Here is a quote from director Werner Herzog on the jungle of South America:
Of course, there’s a lot of misery. But it is the same misery that is all around us. The trees here are in misery, and the birds are in misery. I don’t think they — they sing. They just screech in pain. It’s an unfinished country. It’s still prehistorical. The only thing that is lacking is — is the dinosaurs here. It’s like a curse weighing on an entire landscape. And whoever … goes too deep into this has his share of this curse. So we are cursed with what we are doing here. It’s a land that God, if he exists, has — has created in anger. It’s the only land where — where creation is unfinished yet. Taking a close look at — at what’s around us there — there is some sort of a harmony. It is the harmony of … overwhelming and collective murder. And we in comparison to the articulate vileness and baseness and obscenity of all this jungle.
And here is a quote from director Werner Herzog on The Jungle Book director Jon Favreau:
I do not know what other films he has made.
If you had told us five years ago that Werner Herzog would play a role in a Jon Favreau–directed Star Wars series, well, we’d eat our shoe. But it’s true, Herzog plays a “mysterious figure” in The Mandalorian, which premieres today on Disney+. His character is credited only as “the Client,” and he sets the plot into action by hiring the Mandalorian himself to bounty-hunt. In an interview with Variety, Herzog explained that it doesn’t actually matter that he hasn’t seen Star Wars, saying: “You shouldn’t feel upset that I haven’t seen the ‘Star Wars’ films; I hardly see any films. I read. I see two, three, maybe four films per year.”
Among those rarefied few films was the original, animated Lion King, which Herzog calls “wonderful.” That being said, he had no idea that Favreau directed a box-office behemoth Lion King adaptation this year, one with uncanny valley, dead-eyed talking animals that make a case for Herzog’s horrors of nature.

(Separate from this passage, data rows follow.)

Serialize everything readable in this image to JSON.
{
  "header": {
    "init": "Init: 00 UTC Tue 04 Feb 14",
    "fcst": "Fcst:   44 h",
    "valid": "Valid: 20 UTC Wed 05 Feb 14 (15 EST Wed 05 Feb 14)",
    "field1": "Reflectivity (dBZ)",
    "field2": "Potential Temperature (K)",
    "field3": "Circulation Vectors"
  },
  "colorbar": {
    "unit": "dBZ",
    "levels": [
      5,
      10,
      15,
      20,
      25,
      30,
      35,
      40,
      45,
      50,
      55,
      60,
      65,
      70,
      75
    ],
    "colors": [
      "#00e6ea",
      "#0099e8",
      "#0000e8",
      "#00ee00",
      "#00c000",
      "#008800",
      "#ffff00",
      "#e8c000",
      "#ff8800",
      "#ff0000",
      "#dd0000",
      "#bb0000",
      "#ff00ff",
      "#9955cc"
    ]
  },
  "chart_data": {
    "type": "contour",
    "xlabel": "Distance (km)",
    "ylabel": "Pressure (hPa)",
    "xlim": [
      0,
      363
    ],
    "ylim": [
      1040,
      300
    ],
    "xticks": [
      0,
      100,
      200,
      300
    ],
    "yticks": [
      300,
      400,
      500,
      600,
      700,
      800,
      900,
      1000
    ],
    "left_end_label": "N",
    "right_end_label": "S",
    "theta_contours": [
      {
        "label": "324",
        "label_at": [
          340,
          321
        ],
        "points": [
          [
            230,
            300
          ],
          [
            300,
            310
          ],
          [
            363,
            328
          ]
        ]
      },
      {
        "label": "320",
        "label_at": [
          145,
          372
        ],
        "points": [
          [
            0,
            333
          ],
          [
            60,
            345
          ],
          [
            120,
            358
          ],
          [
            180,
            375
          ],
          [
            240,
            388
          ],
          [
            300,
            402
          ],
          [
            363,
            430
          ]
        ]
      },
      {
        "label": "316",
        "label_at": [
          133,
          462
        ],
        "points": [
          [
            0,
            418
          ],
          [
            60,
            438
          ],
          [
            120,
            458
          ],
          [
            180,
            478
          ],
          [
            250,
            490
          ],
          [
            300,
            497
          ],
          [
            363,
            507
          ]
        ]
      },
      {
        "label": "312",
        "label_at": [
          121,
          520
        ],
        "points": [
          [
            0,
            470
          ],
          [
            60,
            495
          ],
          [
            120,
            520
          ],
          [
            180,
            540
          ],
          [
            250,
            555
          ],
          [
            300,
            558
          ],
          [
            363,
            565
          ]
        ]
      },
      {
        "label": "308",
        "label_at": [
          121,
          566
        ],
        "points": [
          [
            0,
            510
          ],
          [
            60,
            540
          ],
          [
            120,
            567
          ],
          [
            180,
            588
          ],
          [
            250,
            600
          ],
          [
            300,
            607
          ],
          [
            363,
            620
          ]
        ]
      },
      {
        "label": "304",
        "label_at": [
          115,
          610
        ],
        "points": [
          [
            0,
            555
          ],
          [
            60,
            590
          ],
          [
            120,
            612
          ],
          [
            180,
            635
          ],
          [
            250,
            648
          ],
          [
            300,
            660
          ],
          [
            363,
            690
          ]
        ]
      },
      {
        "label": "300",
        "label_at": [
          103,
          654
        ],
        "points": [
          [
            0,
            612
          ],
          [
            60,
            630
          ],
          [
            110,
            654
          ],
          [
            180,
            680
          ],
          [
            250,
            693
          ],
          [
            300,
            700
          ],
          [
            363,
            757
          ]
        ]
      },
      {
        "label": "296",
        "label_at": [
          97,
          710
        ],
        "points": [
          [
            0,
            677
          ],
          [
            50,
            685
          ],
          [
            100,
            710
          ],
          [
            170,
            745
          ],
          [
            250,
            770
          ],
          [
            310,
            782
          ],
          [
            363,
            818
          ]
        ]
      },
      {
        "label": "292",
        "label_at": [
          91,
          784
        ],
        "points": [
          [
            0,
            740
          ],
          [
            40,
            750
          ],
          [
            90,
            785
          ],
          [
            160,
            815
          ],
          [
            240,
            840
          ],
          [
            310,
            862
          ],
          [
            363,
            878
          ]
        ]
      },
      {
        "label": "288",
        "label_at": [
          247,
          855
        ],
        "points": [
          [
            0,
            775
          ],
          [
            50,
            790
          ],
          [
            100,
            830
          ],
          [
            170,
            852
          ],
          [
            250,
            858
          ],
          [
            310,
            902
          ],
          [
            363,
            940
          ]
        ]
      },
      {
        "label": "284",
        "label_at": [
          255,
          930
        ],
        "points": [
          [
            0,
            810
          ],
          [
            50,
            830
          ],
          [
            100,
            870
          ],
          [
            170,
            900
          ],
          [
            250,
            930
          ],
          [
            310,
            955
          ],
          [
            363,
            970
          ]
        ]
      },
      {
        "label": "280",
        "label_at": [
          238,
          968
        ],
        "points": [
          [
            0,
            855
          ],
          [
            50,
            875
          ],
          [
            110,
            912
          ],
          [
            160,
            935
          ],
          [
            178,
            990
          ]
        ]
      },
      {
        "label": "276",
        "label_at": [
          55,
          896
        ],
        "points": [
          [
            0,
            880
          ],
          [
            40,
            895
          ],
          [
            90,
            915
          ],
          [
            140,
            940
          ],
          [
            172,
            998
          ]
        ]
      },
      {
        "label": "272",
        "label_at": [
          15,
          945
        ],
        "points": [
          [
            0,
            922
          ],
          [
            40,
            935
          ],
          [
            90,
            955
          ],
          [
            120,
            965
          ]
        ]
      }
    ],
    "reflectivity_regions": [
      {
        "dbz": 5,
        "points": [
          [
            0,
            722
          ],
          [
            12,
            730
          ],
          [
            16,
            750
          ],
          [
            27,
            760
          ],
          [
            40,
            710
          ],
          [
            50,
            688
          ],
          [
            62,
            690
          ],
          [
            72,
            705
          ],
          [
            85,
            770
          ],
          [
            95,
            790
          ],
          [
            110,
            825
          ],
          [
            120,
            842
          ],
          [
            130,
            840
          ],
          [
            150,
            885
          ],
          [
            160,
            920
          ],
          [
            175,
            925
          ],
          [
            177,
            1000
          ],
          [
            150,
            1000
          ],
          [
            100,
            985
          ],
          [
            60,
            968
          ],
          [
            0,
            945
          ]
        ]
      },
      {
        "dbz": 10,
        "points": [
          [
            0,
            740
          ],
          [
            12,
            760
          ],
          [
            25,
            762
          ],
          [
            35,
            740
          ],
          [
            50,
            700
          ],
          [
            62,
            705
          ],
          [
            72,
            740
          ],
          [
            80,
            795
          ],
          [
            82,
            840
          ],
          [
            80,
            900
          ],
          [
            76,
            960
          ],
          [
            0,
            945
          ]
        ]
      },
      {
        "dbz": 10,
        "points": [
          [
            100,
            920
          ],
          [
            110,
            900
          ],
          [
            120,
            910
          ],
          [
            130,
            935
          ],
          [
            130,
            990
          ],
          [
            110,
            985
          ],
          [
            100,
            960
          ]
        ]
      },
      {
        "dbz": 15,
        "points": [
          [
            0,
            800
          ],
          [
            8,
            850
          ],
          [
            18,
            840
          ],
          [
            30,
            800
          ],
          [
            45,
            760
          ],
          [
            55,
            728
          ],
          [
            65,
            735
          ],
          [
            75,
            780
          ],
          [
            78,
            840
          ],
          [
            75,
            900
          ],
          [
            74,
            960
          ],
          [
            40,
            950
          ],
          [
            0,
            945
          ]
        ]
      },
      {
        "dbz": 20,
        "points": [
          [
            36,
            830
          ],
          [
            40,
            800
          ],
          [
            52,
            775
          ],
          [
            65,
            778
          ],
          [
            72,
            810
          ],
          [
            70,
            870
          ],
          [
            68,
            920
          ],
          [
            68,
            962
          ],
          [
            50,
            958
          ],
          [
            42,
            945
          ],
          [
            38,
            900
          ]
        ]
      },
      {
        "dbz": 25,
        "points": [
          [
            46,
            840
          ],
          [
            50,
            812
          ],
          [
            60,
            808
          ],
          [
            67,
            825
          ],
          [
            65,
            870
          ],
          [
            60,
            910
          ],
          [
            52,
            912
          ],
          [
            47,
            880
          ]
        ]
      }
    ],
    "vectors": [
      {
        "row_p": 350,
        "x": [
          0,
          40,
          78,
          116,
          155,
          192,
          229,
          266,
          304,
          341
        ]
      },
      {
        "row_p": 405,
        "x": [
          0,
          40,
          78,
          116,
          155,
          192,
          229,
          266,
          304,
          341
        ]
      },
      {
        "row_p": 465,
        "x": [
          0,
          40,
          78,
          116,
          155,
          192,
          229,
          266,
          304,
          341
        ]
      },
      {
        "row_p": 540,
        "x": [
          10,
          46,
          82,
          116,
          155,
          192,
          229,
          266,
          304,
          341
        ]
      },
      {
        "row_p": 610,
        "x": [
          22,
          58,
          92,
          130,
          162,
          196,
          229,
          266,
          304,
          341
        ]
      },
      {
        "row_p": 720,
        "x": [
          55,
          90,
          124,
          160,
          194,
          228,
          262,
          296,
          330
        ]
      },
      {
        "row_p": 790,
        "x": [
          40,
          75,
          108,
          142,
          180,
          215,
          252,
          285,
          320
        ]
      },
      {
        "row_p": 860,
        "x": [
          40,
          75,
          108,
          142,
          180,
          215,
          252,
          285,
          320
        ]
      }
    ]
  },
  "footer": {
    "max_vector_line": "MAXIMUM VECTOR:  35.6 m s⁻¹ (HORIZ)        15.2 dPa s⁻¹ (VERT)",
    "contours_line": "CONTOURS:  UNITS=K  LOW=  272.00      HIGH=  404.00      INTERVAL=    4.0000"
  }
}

So what does Herzog watch when he’s not ignoring the existence of Favreau’s movies? WrestleMania and the Criterion Channel, mostly, but he’s also been into the Kardashians, truly making him the Grizzly Man of television: “As vulgar as they may be, it doesn’t matter that much, but you have to find some sort of orientation. As I always say, the poet must not close his eyes, must not avert them.”